O inimigo tinha os super-tanques “Oliphant”, famosos pela sua potente capacidade de artilharia. Porém, os combatentes angolanos demonstraram uma valentia sem par, a preço de sangue e fome. Simbolizavam a vontade de toda uma Nação em mudar o curso da História em África e no Mundo. Triunfaram sobre os racistas de Pretória apresentados como invencíveis. Mas invencível, foi a luta do Povo Angolano em armas.

O general Fernando Mateus “Nando Cuito” estava na frente do combate e recorda os momentos que, a meio da tarde de 23 de Março de 1988, levaram à captura de um tanque “Oliphant”, dos 20 que o exército sul-africano fez entrar em Angola: “O inimigo tinha pouco conhecimento das nossas posições, e as condições atmosféricas eram adversas, nem permitiam que os aviões de ambos os exércitos actuassem. Aqui no Triângulo do Tumpo os confrontos foram realizados entre forças terrestres, com tanques e artilharia”.

Apesar das condições atmosféricas adversas, o inimigo avançou. O tempo estava chuvoso e as chanas do Cuito Cuanavale alagadas. No meio dos combates, um “Oliphant” do exército sul-africano, munido de dois “varre minas”, conseguiu ultrapassar a linha de defesa minada pela 25ª Brigada.
 
“A tripulação estava perdida e o tanque apareceu por trás do nosso posto de comando da Brigada. Foi atingido por um canhão de 76 mm e ficou imobilizado. A tripulação fugiu em debandada na direcção ao campo de minas e até hoje nada sabemos do seu destino”, recorda o general Fernando Mateus.

O então chefe do estado-maior das forças recorda o excelente trabalho realizado pelos engenheiros das FAPLA, na criação de obstáculos à infantaria mecanizada e à técnica blindada do inimigo. “Os super-tanques Oliphant ficaram confinados aos campos de minas, consumindo combustível, enquanto procuravam uma saída, e à mercê da artilharia e da aviação angolana”, recorda o general.

Os sul-africanos estavam sob fogo intenso das FAPLA. O barulho dos mísseis parecia uma terrível e contínua trovoada. Outros dois Oliphant detonaram minas e ficaram colados ao terreno e impedidos de dar resposta.
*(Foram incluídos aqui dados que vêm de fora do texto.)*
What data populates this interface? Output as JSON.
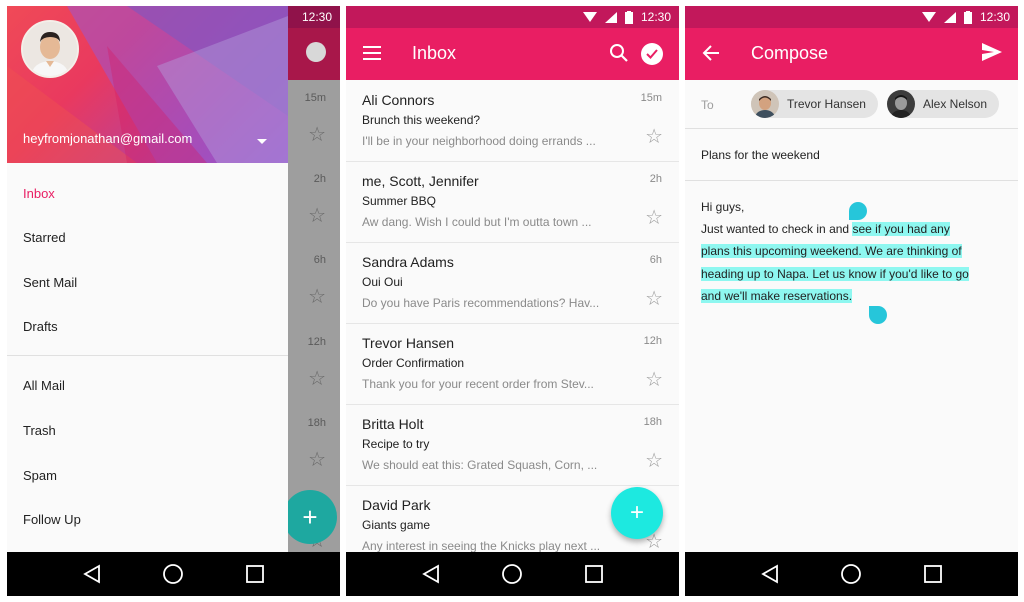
{
  "status": {
    "time": "12:30"
  },
  "drawer": {
    "email": "heyfromjonathan@gmail.com",
    "items": [
      {
        "label": "Inbox",
        "active": true
      },
      {
        "label": "Starred"
      },
      {
        "label": "Sent Mail"
      },
      {
        "label": "Drafts"
      },
      {
        "label": "All Mail"
      },
      {
        "label": "Trash"
      },
      {
        "label": "Spam"
      },
      {
        "label": "Follow Up"
      }
    ],
    "background_times": [
      "15m",
      "2h",
      "6h",
      "12h",
      "18h"
    ]
  },
  "inbox": {
    "title": "Inbox",
    "emails": [
      {
        "sender": "Ali Connors",
        "subject": "Brunch this weekend?",
        "snippet": "I'll be in your neighborhood doing errands ...",
        "time": "15m"
      },
      {
        "sender": "me, Scott, Jennifer",
        "subject": "Summer BBQ",
        "snippet": "Aw dang. Wish I could but I'm outta town ...",
        "time": "2h"
      },
      {
        "sender": "Sandra Adams",
        "subject": "Oui Oui",
        "snippet": "Do you have Paris recommendations? Hav...",
        "time": "6h"
      },
      {
        "sender": "Trevor Hansen",
        "subject": "Order Confirmation",
        "snippet": "Thank you for your recent order from Stev...",
        "time": "12h"
      },
      {
        "sender": "Britta Holt",
        "subject": "Recipe to try",
        "snippet": "We should eat this: Grated Squash, Corn, ...",
        "time": "18h"
      },
      {
        "sender": "David Park",
        "subject": "Giants game",
        "snippet": "Any interest in seeing the Knicks play next ...",
        "time": ""
      }
    ],
    "fab": "+"
  },
  "compose": {
    "title": "Compose",
    "to_label": "To",
    "recipients": [
      "Trevor Hansen",
      "Alex Nelson"
    ],
    "subject": "Plans for the weekend",
    "body": {
      "line1": "Hi guys,",
      "line2_plain": "Just wanted to check in and ",
      "line2_hl": "see if you had any",
      "line3": "plans this upcoming weekend. We are thinking of",
      "line4": "heading up to Napa. Let us know if you'd like to go",
      "line5": "and we'll make reservations."
    }
  },
  "colors": {
    "primary": "#e91e63",
    "status": "#c2185b",
    "accent": "#1de9e0",
    "highlight": "#8ef7f0"
  }
}
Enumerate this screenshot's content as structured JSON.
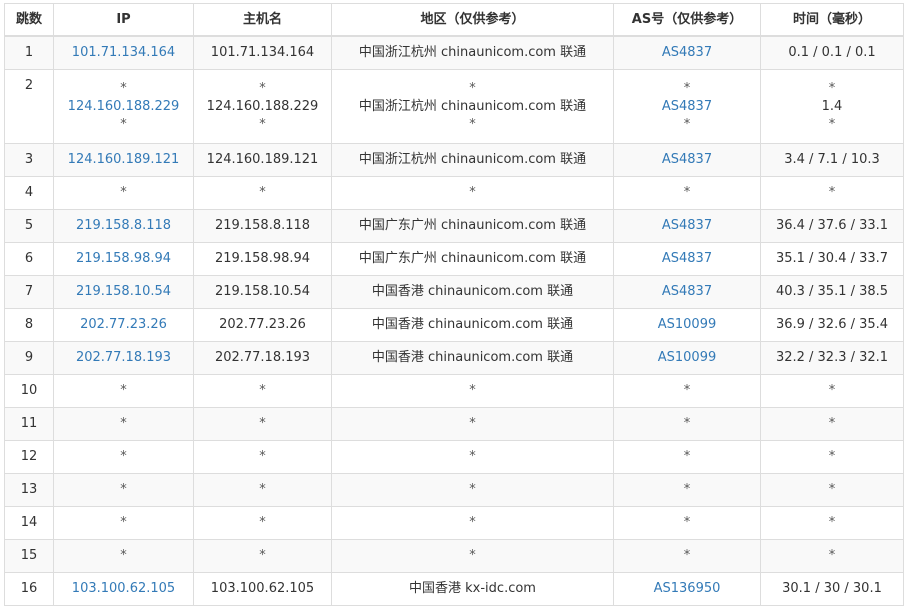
{
  "table": {
    "headers": {
      "hop": "跳数",
      "ip": "IP",
      "hostname": "主机名",
      "location": "地区（仅供参考）",
      "asn": "AS号（仅供参考）",
      "time": "时间（毫秒）"
    },
    "link_color": "#337ab7",
    "rows": [
      {
        "hop": "1",
        "ip": [
          "101.71.134.164"
        ],
        "hostname": [
          "101.71.134.164"
        ],
        "location": [
          "中国浙江杭州 chinaunicom.com 联通"
        ],
        "asn": [
          "AS4837"
        ],
        "time": [
          "0.1 / 0.1 / 0.1"
        ]
      },
      {
        "hop": "2",
        "ip": [
          "*",
          "124.160.188.229",
          "*"
        ],
        "hostname": [
          "*",
          "124.160.188.229",
          "*"
        ],
        "location": [
          "*",
          "中国浙江杭州 chinaunicom.com 联通",
          "*"
        ],
        "asn": [
          "*",
          "AS4837",
          "*"
        ],
        "time": [
          "*",
          "1.4",
          "*"
        ]
      },
      {
        "hop": "3",
        "ip": [
          "124.160.189.121"
        ],
        "hostname": [
          "124.160.189.121"
        ],
        "location": [
          "中国浙江杭州 chinaunicom.com 联通"
        ],
        "asn": [
          "AS4837"
        ],
        "time": [
          "3.4 / 7.1 / 10.3"
        ]
      },
      {
        "hop": "4",
        "ip": [
          "*"
        ],
        "hostname": [
          "*"
        ],
        "location": [
          "*"
        ],
        "asn": [
          "*"
        ],
        "time": [
          "*"
        ]
      },
      {
        "hop": "5",
        "ip": [
          "219.158.8.118"
        ],
        "hostname": [
          "219.158.8.118"
        ],
        "location": [
          "中国广东广州 chinaunicom.com 联通"
        ],
        "asn": [
          "AS4837"
        ],
        "time": [
          "36.4 / 37.6 / 33.1"
        ]
      },
      {
        "hop": "6",
        "ip": [
          "219.158.98.94"
        ],
        "hostname": [
          "219.158.98.94"
        ],
        "location": [
          "中国广东广州 chinaunicom.com 联通"
        ],
        "asn": [
          "AS4837"
        ],
        "time": [
          "35.1 / 30.4 / 33.7"
        ]
      },
      {
        "hop": "7",
        "ip": [
          "219.158.10.54"
        ],
        "hostname": [
          "219.158.10.54"
        ],
        "location": [
          "中国香港 chinaunicom.com 联通"
        ],
        "asn": [
          "AS4837"
        ],
        "time": [
          "40.3 / 35.1 / 38.5"
        ]
      },
      {
        "hop": "8",
        "ip": [
          "202.77.23.26"
        ],
        "hostname": [
          "202.77.23.26"
        ],
        "location": [
          "中国香港 chinaunicom.com 联通"
        ],
        "asn": [
          "AS10099"
        ],
        "time": [
          "36.9 / 32.6 / 35.4"
        ]
      },
      {
        "hop": "9",
        "ip": [
          "202.77.18.193"
        ],
        "hostname": [
          "202.77.18.193"
        ],
        "location": [
          "中国香港 chinaunicom.com 联通"
        ],
        "asn": [
          "AS10099"
        ],
        "time": [
          "32.2 / 32.3 / 32.1"
        ]
      },
      {
        "hop": "10",
        "ip": [
          "*"
        ],
        "hostname": [
          "*"
        ],
        "location": [
          "*"
        ],
        "asn": [
          "*"
        ],
        "time": [
          "*"
        ]
      },
      {
        "hop": "11",
        "ip": [
          "*"
        ],
        "hostname": [
          "*"
        ],
        "location": [
          "*"
        ],
        "asn": [
          "*"
        ],
        "time": [
          "*"
        ]
      },
      {
        "hop": "12",
        "ip": [
          "*"
        ],
        "hostname": [
          "*"
        ],
        "location": [
          "*"
        ],
        "asn": [
          "*"
        ],
        "time": [
          "*"
        ]
      },
      {
        "hop": "13",
        "ip": [
          "*"
        ],
        "hostname": [
          "*"
        ],
        "location": [
          "*"
        ],
        "asn": [
          "*"
        ],
        "time": [
          "*"
        ]
      },
      {
        "hop": "14",
        "ip": [
          "*"
        ],
        "hostname": [
          "*"
        ],
        "location": [
          "*"
        ],
        "asn": [
          "*"
        ],
        "time": [
          "*"
        ]
      },
      {
        "hop": "15",
        "ip": [
          "*"
        ],
        "hostname": [
          "*"
        ],
        "location": [
          "*"
        ],
        "asn": [
          "*"
        ],
        "time": [
          "*"
        ]
      },
      {
        "hop": "16",
        "ip": [
          "103.100.62.105"
        ],
        "hostname": [
          "103.100.62.105"
        ],
        "location": [
          "中国香港 kx-idc.com"
        ],
        "asn": [
          "AS136950"
        ],
        "time": [
          "30.1 / 30 / 30.1"
        ]
      }
    ]
  }
}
Os restantes, alguns com danos significativos, receberam ordem de retirada. Na fuga, o exército invasor colocou minas ao longo do caminho e disparou  obuses contra as posições defendidas pelas então Forças Armadas Populares de de Libertação de Angola (FAPLA).

Vitória garantida
O general Fernando Mateus lembra que nesse momento a vitória estava praticamente garantida por parte das FAPLA. Por volta das 16 horas do dia 23 de Março de 1988, o tempo ficou favorável, permitindo a entrada em cena da aviação: “Tínhamos mais aviões e até às 19 horas fizeram alguns bombardeamentos em profundidade sobre o inimigo. A vitória estava consumada. Mantivemos a nossa posição e ouvíamos a retirada com os seus meios blindados”.
 
A artilharia das FAPLA estava com muita força nas investidas contra os sul-africanos. Para o êxito das operações, o general Fernando Mateus destaca o reforço e motivação dos combatentes na defesa do Triângulo do Tumpo em meados de Fevereiro ante a aproximação do exército inimigo: “As nossas peças de artilharia tinham um alcance inferior que as do inimigo, que estava munido de G-5, com alcance de 45 quilómetros. Para contrapor ao ataque tornámos os BM-21 uma artilharia móvel. A estratégia consistia em trazer os invasores ao nosso alcance”. Uma estratégia que resultou em pleno  com os sul-africanos a serem apanhados  de surpresa.

Minas reforçadas
De 2005 a Janeiro de 2015, a estatística da empresa The Halo Trust Angola indica que foram identificados 37 campos minados no Triângulo do Tumpo. Deste número 16 já estão livres de minas, quatro activos e outros 17 por desminar.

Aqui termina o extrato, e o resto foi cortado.